All of the experts agreed that physical therapy can work wonders for diminishing knee pain—but it also requires patient and caregiver commitment to be successful.

Alter stressed that physical therapy programs need to be based on the child’s level of engagement and, ideally, tailored to their interests. Possible barriers to physical therapy include language or communication issues, behavioral problems, or difficulty following directions.

As for knee braces and orthoses, the experts offered mixed opinions. As Novacheck pointed out earlier, orthoses may be an option if the patient has a foot health problem that is tied to the knee pain. A recent article in Current Opinion in Pediatrics recommended that orthoses be part of the treatment plan for CP-related foot deformities, noting that foot realignment may improve knee function during stance.3

Alter agreed that controlling distal biomechanical problems of the foot, ankle, or both may help the knee, but she cautioned that, when it comes to ankle-foot orthoses (AFOs), the style of the device is important.
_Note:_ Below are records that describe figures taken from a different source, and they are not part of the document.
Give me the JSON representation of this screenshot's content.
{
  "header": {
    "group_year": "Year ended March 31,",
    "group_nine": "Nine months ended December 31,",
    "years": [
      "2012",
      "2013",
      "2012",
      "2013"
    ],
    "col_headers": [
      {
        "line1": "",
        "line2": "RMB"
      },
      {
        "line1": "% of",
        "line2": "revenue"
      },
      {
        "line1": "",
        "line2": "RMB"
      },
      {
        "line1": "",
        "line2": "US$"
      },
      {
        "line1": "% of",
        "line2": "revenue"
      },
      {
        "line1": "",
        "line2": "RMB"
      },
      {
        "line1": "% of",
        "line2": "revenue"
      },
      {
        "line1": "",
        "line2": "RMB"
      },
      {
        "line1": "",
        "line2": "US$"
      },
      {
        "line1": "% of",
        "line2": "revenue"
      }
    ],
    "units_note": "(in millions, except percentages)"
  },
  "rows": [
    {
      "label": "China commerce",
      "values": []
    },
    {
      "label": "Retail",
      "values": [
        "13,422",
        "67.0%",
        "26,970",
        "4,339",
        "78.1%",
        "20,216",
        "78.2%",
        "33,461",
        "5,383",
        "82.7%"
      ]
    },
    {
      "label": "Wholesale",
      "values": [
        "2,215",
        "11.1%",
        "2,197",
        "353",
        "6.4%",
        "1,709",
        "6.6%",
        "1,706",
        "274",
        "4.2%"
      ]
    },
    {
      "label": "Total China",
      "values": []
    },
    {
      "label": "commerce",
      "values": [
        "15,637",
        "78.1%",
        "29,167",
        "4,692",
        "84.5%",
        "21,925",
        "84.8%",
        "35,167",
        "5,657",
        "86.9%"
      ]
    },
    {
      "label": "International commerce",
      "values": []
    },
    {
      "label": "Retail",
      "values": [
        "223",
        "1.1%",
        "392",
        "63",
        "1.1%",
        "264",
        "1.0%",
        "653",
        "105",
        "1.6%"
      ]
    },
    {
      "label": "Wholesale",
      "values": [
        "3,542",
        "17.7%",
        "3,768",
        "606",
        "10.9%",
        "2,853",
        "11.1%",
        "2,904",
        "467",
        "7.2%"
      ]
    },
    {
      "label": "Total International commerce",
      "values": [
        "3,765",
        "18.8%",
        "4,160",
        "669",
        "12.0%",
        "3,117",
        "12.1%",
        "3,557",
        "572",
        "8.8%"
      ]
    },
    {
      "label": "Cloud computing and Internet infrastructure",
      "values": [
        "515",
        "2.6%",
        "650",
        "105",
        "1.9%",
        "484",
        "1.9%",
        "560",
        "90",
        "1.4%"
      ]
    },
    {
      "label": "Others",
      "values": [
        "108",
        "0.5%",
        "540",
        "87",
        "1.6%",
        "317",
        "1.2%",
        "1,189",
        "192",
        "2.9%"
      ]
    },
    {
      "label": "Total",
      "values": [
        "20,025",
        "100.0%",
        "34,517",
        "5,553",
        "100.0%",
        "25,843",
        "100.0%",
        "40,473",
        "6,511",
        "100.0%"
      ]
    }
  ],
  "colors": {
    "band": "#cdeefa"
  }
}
“There are some braces that are designed to reduce crouch,” she explained. “But these may not be useful if the patient has a degree of knee flexion contracture.”

Many patients crouch through a combination of weakness and contracture, she said, and “in this subgroup of patients with crouch, these anti-crouch AFOs may not be tolerated or effective.” Alter said. She suggested that knee AFOs (KAFOs) may be useful in some patients with crouch because they can limit flexion, which in turn may alleviate knee pain.

But bracing is only valuable if the patient is compliant, and depending on the child’s age, that can be a major hurdle (see “Kids, clothes, and AFOs: Finding just the right fit,” LER: Pediatrics May 2014, page 9). Novacheck noted that it’s during adolescence, when growth spurts are occurring, that children with CP are most likely to complain about knee pain—but that is an age group that doesn’t smile on anything that makes them more different than their peers.

Finally, there is surgical intervention, which experts agree should be considered only when all other treatments have proven ineffective.

“The vast majority of these children do not require any surgery for their knee pain,” Rethlefsen and Kay stressed. “Surgery should only be considered if conservative measures have failed after a diligent nonoperative trial.”

Surgical options for addressing crouch or limited knee extension include quadriceps lengthening, patellar tendon advancement, surgery on the femur itself, or taking a wedge out of distal femur to improve the patellofemoral kinematics.

“I would say that, if the patient has a lot of bone and joint deformity—some of the common things are femoral anteversion, tibial torsion, knee contracture, foot deformity, patella alta, and patellar stress fractures—those are all things that don’t respond to conservative treatment,” Novacheck said. “Those require surgery.”

Shalmali Pal is a freelance writer based in Tucson, AZ.

REFERENCES
  1. Rethlefsen SA, Nguyen DT, Wren TA, et al. Knee pain and patellofemoral symptoms in patients with cerebral palsy. J Pediatr Orthop 2014 Aug 28. [Epub ahead of print]
  2. Sheehan FT, Babushkina A, Alter KE. Kinematic determinants of anterior knee pain in cerebral palsy: a case-control study. Arch Phys Med Rehabil 2012;93(8):1431-1440.
  3. Kedem P, Scher DM. Foot deformities in children with cerebral palsy. Curr Opin Pediatr 2015;27(1):67-74.